MÉMOIRES DE LUMIÈRES
Barbarie
— Mesdames, venez voir le résultat de ce crime ignoble.
Prenant Sophia par le bras, il l’entraîne vers la charrette des paysans. Ya Ming, Jacques et Joseph leur emboîtent le pas. Les cadavres ensanglantés du vieillard et du mousquetaire y reposent ; ceux des femmes s’entassent dans la carriole. Par pudeur, on avait jeté sur les dépouilles les lambeaux de leurs robes.
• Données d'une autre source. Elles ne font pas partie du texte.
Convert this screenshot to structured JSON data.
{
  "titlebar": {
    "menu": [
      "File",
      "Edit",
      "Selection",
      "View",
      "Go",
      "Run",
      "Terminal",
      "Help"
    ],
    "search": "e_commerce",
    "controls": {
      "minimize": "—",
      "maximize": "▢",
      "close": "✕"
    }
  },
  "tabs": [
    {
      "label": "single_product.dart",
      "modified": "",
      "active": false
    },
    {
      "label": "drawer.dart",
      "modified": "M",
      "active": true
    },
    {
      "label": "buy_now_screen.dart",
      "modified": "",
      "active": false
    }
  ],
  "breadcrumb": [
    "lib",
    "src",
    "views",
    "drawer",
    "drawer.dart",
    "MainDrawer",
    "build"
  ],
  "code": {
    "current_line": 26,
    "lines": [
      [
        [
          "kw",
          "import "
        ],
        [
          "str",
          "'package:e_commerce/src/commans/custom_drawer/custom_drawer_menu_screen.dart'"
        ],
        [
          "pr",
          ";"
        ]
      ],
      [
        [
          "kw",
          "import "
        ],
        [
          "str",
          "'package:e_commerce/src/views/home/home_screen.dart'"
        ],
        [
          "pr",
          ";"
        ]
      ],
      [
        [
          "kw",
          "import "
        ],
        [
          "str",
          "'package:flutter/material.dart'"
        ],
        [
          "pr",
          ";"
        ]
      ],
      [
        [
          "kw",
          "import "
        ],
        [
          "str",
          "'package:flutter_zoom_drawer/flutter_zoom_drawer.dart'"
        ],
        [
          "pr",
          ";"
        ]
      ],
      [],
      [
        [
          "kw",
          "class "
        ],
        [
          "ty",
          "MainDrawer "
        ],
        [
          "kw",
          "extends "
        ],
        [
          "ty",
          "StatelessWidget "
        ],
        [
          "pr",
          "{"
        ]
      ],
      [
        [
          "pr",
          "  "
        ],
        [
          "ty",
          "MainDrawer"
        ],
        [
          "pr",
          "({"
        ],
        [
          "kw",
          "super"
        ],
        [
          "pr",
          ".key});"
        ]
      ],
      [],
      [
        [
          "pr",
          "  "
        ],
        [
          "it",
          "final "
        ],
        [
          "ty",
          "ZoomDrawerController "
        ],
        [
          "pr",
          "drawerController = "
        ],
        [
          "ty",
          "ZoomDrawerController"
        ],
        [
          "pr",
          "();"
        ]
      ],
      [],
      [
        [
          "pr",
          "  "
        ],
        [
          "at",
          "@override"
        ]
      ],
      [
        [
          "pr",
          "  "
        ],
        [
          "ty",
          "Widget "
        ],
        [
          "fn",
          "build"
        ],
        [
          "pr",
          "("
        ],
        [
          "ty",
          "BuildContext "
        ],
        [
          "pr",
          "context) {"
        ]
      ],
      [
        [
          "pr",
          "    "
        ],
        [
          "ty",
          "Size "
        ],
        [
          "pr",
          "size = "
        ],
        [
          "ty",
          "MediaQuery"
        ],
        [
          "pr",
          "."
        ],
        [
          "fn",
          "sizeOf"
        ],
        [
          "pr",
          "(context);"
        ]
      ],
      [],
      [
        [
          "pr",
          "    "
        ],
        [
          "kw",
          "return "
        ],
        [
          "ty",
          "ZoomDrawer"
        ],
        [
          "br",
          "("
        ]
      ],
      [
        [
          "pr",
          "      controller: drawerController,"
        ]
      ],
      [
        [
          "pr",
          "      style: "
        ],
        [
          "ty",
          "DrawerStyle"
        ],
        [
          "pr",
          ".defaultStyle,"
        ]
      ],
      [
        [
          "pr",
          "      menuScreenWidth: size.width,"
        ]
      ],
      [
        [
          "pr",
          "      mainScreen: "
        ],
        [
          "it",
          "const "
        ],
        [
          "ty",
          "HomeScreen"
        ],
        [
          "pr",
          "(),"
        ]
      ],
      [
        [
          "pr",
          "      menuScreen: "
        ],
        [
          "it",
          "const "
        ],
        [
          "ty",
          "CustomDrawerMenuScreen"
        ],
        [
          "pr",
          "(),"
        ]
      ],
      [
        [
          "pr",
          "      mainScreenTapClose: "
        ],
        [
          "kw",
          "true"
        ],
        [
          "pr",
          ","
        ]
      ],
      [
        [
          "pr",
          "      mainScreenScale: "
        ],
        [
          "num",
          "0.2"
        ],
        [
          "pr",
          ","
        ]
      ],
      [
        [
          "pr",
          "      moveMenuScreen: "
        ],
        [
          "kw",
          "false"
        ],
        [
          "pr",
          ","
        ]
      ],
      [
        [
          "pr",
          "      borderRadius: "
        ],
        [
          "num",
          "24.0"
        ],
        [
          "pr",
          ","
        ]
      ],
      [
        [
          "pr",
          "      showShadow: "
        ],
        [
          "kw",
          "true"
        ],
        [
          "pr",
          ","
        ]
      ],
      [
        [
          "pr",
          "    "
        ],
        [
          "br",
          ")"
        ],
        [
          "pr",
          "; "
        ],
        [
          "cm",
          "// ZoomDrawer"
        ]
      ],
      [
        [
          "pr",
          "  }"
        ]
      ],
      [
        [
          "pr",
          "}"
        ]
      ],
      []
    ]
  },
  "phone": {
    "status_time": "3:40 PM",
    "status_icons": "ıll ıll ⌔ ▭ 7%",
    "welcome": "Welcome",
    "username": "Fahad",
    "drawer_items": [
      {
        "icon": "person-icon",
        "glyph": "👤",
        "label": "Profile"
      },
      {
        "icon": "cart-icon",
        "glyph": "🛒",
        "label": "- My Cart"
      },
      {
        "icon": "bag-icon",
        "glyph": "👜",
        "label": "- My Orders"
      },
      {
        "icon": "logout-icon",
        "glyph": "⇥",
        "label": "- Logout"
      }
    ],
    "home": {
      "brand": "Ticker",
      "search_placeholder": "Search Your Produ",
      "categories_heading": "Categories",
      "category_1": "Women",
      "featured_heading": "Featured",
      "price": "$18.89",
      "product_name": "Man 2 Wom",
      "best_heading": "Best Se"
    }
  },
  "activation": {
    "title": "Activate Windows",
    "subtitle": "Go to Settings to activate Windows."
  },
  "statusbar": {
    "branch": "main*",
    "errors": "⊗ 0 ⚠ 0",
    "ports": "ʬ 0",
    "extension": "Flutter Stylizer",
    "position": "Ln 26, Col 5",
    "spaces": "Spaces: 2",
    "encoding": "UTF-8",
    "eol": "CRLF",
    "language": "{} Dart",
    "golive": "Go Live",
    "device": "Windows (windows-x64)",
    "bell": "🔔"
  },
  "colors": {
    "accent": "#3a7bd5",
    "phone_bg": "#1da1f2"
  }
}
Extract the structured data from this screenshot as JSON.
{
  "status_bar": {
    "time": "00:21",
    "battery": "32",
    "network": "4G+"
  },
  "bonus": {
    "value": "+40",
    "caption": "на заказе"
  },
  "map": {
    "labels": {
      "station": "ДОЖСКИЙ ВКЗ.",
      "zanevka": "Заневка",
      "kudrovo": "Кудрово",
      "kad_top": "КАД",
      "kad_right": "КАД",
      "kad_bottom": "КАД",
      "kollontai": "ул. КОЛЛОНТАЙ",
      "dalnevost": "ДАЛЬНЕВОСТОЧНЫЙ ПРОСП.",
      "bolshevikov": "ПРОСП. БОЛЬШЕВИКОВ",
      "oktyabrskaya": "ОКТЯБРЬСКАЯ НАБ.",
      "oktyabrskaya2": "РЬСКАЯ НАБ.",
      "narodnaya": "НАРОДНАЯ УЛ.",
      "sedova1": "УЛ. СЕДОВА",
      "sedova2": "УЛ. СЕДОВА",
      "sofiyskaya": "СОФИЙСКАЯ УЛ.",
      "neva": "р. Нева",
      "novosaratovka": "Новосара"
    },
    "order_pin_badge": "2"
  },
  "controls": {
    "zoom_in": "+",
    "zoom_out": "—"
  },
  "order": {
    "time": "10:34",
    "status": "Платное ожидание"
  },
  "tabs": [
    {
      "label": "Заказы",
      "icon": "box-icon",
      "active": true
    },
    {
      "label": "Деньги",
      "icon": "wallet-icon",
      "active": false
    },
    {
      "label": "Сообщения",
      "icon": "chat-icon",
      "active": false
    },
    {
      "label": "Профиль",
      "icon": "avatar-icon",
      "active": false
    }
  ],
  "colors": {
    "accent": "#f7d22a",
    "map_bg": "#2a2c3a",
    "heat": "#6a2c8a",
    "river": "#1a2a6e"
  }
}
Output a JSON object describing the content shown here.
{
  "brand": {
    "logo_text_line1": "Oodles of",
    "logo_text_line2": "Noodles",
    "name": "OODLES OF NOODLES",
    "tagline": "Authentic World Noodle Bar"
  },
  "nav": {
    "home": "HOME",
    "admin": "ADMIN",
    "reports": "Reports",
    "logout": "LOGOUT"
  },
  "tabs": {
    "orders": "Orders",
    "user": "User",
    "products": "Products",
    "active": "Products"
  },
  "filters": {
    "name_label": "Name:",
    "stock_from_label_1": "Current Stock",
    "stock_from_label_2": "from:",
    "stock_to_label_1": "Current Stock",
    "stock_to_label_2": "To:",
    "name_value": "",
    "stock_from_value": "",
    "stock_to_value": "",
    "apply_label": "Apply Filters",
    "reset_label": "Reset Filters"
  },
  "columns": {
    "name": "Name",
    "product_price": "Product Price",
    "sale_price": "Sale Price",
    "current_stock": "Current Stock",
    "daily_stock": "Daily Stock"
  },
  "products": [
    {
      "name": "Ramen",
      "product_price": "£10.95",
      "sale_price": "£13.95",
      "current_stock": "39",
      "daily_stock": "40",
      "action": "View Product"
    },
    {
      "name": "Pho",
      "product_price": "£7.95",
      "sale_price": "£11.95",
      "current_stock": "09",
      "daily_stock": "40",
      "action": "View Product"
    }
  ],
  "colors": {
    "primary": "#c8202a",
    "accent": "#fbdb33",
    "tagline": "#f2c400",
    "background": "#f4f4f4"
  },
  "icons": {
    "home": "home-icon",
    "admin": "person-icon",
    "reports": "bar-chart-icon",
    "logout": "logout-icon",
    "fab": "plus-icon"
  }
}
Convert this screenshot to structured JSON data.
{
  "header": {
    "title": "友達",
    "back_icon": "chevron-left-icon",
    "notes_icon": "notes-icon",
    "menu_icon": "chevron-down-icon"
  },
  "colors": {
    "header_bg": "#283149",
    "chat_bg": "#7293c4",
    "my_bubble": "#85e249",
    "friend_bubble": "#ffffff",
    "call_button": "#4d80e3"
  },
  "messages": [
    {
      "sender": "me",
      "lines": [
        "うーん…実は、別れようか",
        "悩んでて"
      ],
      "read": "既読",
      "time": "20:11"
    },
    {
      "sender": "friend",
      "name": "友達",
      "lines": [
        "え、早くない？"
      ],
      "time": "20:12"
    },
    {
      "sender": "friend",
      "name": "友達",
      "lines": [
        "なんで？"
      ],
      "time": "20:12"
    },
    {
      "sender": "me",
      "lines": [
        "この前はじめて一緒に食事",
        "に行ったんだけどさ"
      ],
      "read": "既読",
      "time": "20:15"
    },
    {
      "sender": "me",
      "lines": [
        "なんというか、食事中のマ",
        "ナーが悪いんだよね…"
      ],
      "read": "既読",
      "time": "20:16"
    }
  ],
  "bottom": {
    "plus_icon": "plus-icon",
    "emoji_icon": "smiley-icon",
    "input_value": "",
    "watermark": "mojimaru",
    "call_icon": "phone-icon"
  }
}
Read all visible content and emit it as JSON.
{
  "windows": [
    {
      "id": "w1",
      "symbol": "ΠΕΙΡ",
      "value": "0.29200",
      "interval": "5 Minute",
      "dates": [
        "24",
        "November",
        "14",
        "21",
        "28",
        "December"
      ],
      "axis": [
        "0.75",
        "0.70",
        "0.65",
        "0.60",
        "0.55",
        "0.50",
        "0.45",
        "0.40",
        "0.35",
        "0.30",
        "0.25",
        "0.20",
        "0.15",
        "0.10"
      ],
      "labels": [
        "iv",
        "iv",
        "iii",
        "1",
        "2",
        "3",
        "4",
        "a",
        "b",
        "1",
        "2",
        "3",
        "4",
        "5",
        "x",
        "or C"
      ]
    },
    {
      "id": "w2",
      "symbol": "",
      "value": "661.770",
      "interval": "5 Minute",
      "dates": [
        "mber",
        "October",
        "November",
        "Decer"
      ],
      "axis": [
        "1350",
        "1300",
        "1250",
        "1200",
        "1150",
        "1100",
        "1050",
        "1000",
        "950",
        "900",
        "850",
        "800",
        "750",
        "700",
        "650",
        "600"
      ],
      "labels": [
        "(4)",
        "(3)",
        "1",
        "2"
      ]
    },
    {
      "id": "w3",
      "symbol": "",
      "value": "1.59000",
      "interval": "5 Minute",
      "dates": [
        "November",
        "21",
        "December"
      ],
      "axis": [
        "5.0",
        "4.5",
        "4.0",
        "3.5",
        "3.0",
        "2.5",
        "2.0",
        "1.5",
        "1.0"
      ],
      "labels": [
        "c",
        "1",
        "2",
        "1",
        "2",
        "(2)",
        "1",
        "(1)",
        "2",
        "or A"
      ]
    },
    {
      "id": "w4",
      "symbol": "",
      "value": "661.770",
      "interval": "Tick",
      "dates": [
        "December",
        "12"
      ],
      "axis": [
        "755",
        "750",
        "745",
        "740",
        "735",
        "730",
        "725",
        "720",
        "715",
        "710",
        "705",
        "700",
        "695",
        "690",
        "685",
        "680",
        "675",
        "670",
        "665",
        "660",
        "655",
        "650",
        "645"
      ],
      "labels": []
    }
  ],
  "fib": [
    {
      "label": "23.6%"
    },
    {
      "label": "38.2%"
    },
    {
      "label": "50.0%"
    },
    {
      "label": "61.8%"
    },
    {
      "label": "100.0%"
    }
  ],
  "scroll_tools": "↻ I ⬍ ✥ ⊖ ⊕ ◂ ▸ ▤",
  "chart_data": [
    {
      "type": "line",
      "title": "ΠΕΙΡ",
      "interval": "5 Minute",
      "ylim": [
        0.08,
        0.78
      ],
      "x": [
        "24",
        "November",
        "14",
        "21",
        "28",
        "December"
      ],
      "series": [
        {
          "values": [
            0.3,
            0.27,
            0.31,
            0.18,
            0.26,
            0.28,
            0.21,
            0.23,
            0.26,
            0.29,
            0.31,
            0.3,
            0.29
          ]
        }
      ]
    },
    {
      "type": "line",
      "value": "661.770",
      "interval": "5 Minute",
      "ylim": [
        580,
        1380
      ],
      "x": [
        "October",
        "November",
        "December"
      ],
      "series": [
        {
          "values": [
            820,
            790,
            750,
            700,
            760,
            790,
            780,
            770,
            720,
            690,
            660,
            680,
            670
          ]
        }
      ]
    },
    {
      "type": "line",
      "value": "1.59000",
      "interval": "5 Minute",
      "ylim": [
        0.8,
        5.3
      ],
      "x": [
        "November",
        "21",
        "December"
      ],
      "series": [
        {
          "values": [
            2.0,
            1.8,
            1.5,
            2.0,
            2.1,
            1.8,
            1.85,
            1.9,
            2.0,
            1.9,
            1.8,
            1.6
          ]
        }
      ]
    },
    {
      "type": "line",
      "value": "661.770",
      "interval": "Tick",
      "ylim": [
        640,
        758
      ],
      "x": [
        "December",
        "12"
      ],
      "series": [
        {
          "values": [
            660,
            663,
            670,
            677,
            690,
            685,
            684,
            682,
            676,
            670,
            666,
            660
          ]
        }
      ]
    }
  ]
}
Mais les cahots de la route avaient déplacé les vêtements, si bien que les drapés épars conféraient à ces corps de femme étranglée une morbide lubricité. Sophia a un haut le cœur. Elle arrache sa cape et l’étend sur les cadavres. Sans doute prise de remord, une paysanne saisit le manteau, le remet à Sophia et à sa place dépose son propre fichu. Trois autres villageoises l’imitent. Jacques remarque que le visage de la princesse, habituellement si lumineux, se décompose. Il pense qu’elle va s’évanouir. Ya Ming prend le bras de son amie et le serre très fort. La princesse la remercie du regard. Ne pouvant plus supporter cette scène, elle se retourne et se couvre le visage de ses mains. Ya Ming entraîne son amie à l’écart, lui parle doucement. Jacques entend Sophia qui répète comme une litanie qu’elle doit surmonter son dégoût, qu’elle doit se contrôler, se contrôler, se contrôler, absolument se contrôler.